Innovative bar consultants The Liquorists are aiming to convert casual drinkers into connoisseurs with a series of spirit-tasting sessions in Manchester’s stylish Reserve bar.
The Sauce Sessions give lucky punters the opportunity to try a wide variety of delicious tequilas, rums, gins and whiskies.
MM decided some palate testing was in order and I was sent through the glass doors of the up-market King Street bar for an evening of whisky tasting.
I know it’s a hard job but someone’s got to do it…
Diageo ambassador, and our host for the evening, Colin Dunne warmly welcomed me through the doors and quizzed me on my previous whisky experiences.
Having confessed that my previous flirtations with whiskies have only gone so far as a Jack Daniels and coke on a night out I managed to elicit a somewhat disapproving head shake from Colin.
His belief is that whisky is something to be savoured not supped before a night out.
Some may have pre-conceived ideas that spirit tasting is rather pretentious but as someone who knew practically nothing about whisky I was not left feeling alienated.
“We are going to get you to taste whisky in a different way so have an open mind and you might walk out of here a wiser man,” Mr Dunne said to me before the session began.
Whether I was any wiser or not seven glasses of whiskey later was most definitely open to debate, but I had certainly enjoyed the evening.

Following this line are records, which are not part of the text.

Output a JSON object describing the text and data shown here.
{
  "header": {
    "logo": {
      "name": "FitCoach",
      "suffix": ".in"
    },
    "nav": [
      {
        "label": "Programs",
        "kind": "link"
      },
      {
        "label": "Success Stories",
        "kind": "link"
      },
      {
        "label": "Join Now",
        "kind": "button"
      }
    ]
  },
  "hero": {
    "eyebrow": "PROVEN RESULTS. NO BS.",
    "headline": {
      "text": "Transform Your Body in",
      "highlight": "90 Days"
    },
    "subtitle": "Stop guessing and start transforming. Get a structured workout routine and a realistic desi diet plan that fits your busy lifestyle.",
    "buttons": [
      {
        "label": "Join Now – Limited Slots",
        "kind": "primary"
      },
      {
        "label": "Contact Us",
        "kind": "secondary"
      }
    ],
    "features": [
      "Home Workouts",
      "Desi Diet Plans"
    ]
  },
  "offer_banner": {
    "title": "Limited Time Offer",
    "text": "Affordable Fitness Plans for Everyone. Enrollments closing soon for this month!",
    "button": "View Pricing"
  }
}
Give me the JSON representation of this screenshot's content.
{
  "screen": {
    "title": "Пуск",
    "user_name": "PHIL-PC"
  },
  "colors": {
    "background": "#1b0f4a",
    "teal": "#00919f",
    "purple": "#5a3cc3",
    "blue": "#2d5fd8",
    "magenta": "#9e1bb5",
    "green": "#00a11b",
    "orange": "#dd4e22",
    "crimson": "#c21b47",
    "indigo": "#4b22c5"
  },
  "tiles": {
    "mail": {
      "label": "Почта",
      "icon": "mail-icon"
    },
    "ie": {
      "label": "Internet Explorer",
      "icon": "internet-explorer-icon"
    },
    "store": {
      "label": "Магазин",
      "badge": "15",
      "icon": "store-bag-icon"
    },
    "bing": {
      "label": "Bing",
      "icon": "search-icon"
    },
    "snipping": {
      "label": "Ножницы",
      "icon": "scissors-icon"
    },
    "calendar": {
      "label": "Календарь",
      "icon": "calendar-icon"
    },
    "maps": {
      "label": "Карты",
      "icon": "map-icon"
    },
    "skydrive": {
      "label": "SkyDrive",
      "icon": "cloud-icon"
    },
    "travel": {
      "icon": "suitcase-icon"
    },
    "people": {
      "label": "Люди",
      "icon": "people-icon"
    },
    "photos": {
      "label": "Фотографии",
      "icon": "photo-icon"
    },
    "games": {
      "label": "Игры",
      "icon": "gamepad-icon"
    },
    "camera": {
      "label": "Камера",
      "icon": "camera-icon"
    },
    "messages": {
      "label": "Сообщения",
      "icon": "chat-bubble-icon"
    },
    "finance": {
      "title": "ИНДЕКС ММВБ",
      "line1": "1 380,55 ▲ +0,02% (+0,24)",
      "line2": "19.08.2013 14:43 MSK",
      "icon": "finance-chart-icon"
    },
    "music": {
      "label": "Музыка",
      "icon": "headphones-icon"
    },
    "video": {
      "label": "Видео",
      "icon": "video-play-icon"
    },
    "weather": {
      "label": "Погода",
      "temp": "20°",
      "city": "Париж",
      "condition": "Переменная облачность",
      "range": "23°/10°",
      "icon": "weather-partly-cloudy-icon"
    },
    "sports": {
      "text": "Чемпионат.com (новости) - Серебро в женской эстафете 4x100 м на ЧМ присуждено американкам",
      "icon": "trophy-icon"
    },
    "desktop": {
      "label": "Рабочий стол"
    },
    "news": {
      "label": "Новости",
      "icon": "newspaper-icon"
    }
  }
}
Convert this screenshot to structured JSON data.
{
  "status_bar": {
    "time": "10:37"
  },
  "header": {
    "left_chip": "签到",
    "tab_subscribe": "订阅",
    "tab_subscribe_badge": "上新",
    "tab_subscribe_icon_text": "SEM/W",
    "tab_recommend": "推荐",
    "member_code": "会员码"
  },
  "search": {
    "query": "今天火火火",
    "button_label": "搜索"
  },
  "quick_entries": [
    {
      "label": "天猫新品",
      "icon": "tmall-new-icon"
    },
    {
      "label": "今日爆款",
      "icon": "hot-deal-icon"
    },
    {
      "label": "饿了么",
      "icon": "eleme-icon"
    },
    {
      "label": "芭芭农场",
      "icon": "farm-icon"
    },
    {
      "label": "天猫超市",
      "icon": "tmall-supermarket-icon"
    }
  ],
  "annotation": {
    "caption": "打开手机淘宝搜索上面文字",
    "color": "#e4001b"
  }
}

The group were encouraged by Mr Dunne to familiarise themselves with the different scents of the whiskies before trying them with different varieties of chocolate including caramel, hazelnut, blueberry and some chocolate crêpes supplied by the nearby Christmas markets.
After tasting the chocolate the congregation were then advised to sip some scotch and allow the flavours to blend – a surprisingly pleasant combination.
“I love the flavour, aroma, texture of whisky and the fact that you can pair it with oysters, scallops, chocolates and cheese and many, many different things,” explained Mr Dunne.
“There are so many different ways of drinking it.”
After trying the Scottish whiskies, including the fiery Mortlack, the smoky Lagavulin and the spicy Dalwhinnie, there was a much-needed break for water before the fusion of the flavours began again.
The second half saw tasters introduced to one of the A-listers of the whisky world Blue Label, a bottle of which commands three-figure sums.
A sip provided a mellow and smooth taste befitting of such a luxury liquor.
The citrusy Craggamore as well as 14-year-old and 12-year-old varieties of Caol Ila were also sampled before the evening was rounded off with the delightful partnership of Talisker and maltesers.
Even more whisky was offered but at this point I decided to keep my dignity intact and leave while I was still capable.
But stepping out of Reserve into the cold winter air having eaten a considerable amount of chocolate and drunk a fair few drinks, it felt like Christmas had come early.